2020年も10日が過ぎました。あと350日ほど頑張りましょう。
さて今年は労働法周辺ではどのような法改正や制度改正が行われるのでしょうか。ゆるりと少しずつ見ていきたいと思います。
Q:昨年より順次施行されている『働き方改革関連法』ですが、今年はどのような法律が施行されるのでしょうか?
Q:数年越しにようやく成立し、大きな話題となった『働き方改革関連法』ですが、その一部は昨年4月より既に施行されています。特に「年次有給休暇の付与義務化」などは大企業、中小企業問わずすでに施行されているため、何らかの対策を立てた企業も多いのではないでしょうか。

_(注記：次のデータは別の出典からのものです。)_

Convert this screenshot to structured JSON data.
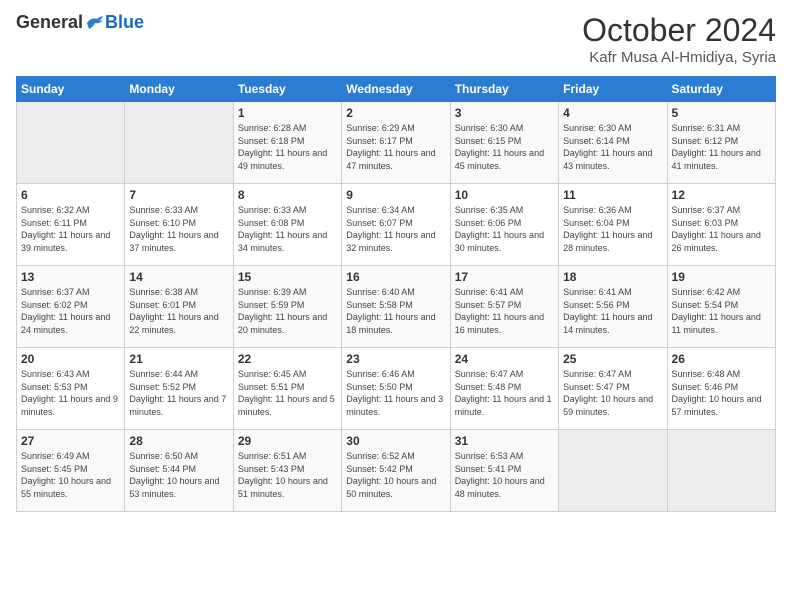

今年はさらに目玉ともいえる法律が中小企業にも適用されます。その一つが時間外労働の上限規制です(大企業は昨年4月より既に施行済み)。法改正前までは、一定のガイドラインはあったものの法的には実質的に天井知らずであった時間外労働が、法律により正式に規制がかけられることになります。
今後企業の規模や、法人・個人、社員やアルバイトなどの雇用形態を問わず、時間外労働(残業)の上限は原則として月45時間かつ年360時間以内に規制されます。
36協定の特別条項により「臨時な特別な事情」が認められる場合でも、
①一月100時間(休日労働含む)、かつ
②月平均80時間以内(休日労働含む)、かつ
③年720時間以内、
④さらに45時間を超える月は年の半分まで、
が上限となり、これらに違反した場合には罰則(6カ月以下の懲役または30万円以下の罰金)が科せられるおそれもあります。
今回の法改正は労務管理に関する専門部署などを置く余裕のない中小企業にとって、会社の内部だけでその内容を理解し対策を立てるには非常に厳しいと思われます。社会保険労務士などの専門家のサポートを受けながら一つ一つ着実に対策を立てることをお勧めします。